Vendredi, les marchés boursiers ont conclu une autre semaine turbulente, alors que la politique commerciale du président Donald Trump, qui évolue rapidement, laisse les investisseurs dans l’incertitude. Le dollar américain a enregistré son plus grand plongeon depuis plus de deux ans jeudi, alors que l’on s’attend de plus en plus à ce que la Réserve fédérale américaine (Fed) doive abaisser son taux directeur pour contrer l’impact des droits de douane américains.
D’autres actifs américains ont également souffert. L’indice S&P 500 a terminé la journée en baisse de 3,5 % jeudi, tandis que les bons du Trésor à long terme ont chuté. Les échanges financiers indexés à un jour ont intégré environ 90 points de base de réduction des taux de la Fed pour l’année.
Valeurs refuges
Les valeurs refuges ont connu une hausse de la demande dans le contexte. Le yen a gagné jusqu’à 1,7 % vendredi, son niveau le plus élevé depuis septembre.
Le franc suisse a grimpé à un niveau qui n’avait pas été atteint depuis le début de 2015, tandis que l’or a atteint un nouveau record. L’euro a grimpé à son plus haut niveau par rapport au billet vert depuis février 2022. Ce mouvement reflète la dynamique des havres émergents, renforcée par la suspension historique du frein à l’endettement par l’Allemagne le mois dernier.

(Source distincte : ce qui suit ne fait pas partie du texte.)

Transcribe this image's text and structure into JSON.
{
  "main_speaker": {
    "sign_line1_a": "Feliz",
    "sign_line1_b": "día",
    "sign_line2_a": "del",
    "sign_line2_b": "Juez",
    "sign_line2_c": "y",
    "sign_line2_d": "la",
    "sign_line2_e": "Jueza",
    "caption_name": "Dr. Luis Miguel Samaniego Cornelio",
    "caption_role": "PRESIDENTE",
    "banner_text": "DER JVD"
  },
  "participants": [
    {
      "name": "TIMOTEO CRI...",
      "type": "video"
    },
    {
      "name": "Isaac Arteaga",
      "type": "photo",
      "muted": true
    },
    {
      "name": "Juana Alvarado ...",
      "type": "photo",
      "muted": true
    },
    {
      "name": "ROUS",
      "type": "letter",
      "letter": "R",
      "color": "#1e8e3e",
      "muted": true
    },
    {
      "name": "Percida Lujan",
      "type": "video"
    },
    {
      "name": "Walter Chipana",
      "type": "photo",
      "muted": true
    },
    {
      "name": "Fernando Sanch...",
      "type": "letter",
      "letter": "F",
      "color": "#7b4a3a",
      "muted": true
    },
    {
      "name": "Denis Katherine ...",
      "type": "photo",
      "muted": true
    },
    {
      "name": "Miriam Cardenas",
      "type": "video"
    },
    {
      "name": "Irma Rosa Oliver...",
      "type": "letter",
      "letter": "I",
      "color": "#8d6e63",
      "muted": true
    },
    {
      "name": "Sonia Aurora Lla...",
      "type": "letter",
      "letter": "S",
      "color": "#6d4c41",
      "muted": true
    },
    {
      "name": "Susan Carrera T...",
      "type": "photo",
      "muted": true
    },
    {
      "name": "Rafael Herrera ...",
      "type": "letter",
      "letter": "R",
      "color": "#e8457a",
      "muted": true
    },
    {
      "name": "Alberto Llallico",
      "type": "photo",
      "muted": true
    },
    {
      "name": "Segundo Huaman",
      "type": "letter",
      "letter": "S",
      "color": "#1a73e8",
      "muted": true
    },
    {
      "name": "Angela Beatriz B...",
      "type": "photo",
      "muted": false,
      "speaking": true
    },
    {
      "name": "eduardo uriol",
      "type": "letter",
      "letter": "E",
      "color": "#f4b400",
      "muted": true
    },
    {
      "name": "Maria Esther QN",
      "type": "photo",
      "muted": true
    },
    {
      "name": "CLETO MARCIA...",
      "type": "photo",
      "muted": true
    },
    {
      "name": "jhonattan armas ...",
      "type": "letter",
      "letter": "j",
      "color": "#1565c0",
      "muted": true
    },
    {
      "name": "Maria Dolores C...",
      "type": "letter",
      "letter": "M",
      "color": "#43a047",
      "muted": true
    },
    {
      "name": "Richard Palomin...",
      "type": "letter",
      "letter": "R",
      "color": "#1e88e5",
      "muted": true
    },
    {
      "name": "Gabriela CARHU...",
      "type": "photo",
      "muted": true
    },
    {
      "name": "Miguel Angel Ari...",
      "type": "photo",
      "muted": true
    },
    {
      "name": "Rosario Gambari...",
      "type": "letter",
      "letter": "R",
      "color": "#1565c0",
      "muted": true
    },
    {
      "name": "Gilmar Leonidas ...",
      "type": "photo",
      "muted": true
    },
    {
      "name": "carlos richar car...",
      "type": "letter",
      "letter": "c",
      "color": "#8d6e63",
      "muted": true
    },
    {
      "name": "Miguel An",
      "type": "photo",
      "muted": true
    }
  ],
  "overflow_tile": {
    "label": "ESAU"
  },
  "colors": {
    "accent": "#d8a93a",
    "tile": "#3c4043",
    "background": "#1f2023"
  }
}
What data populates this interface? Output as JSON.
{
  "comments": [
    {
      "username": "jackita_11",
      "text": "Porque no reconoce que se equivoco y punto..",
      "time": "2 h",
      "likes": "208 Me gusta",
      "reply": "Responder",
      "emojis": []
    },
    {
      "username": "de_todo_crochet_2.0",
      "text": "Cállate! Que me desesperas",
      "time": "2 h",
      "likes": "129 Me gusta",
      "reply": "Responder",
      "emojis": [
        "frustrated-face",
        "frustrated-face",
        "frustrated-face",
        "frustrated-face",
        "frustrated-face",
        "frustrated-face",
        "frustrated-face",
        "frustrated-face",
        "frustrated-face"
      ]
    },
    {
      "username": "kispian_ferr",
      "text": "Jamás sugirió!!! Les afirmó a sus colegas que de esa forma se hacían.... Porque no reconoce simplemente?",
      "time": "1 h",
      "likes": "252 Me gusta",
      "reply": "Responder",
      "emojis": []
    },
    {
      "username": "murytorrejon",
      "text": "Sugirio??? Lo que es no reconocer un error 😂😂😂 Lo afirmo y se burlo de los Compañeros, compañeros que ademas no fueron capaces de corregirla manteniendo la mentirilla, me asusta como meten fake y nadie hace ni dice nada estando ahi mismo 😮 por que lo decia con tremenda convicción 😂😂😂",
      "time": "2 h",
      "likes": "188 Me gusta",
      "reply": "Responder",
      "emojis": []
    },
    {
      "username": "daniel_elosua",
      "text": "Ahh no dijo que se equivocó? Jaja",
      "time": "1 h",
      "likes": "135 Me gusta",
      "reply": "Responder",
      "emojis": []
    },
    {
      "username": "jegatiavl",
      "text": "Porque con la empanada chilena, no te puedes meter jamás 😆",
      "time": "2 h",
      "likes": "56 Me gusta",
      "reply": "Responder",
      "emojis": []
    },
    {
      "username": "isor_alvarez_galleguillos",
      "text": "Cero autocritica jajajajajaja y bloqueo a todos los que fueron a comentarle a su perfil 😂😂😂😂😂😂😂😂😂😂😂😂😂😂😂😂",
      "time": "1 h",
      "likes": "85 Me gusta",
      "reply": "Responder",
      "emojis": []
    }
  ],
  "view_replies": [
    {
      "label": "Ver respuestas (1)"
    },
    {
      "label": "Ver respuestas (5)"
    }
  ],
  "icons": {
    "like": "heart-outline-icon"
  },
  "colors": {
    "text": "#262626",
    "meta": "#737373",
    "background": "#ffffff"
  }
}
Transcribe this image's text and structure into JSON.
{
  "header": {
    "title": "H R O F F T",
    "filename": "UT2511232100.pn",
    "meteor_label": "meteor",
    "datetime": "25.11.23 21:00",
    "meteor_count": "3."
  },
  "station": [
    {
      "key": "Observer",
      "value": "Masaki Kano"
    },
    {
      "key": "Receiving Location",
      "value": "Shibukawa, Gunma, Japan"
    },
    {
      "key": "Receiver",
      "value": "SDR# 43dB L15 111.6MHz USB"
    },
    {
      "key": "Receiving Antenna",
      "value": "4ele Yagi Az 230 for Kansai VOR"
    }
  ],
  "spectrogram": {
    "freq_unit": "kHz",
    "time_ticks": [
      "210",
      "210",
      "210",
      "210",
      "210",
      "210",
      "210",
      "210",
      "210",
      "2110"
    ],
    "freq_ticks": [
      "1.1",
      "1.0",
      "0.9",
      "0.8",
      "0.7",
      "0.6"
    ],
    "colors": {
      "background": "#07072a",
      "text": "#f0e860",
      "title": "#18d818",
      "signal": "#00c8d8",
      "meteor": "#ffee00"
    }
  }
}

La détérioration rapide des perspectives de l’économie américaine constitue un changement radical par rapport aux attentes antérieures selon lesquelles le retour de M. Trump à la Maison-Blanche ouvrirait une ère de réduction des impôts, d’accélération de la croissance et de renforcement du dollar.
Les marchés attendent maintenant la suite des tensions entre la Chine et les États-Unis. Ils anticipent aussi ce qui se passera après la pause de 90 jours accordée à des dizaines d’autres pays pour l’augmentation des droits de douane.
« À moins de penser qu’une résolution est imminente, le marché devrait rester sur le chemin actuel de moindre résistance – une sortie du dollar », estime Rodrigo Catril, stratège à la National Australia Bank à Sydney. « L’idée d’abandonner les actifs américains et de vendre le dollar devrait persister tant que les tensions commerciales resteront élevées. »
L’exode des actifs américains est en train de changer la donne en matière de volatilité des devises. Le coût de la couverture des fluctuations des principaux taux de change augmente, la volatilité de l’euro atteignant son plus haut niveau depuis 2020 et le franc suisse atteignant des sommets inégalés depuis 2015.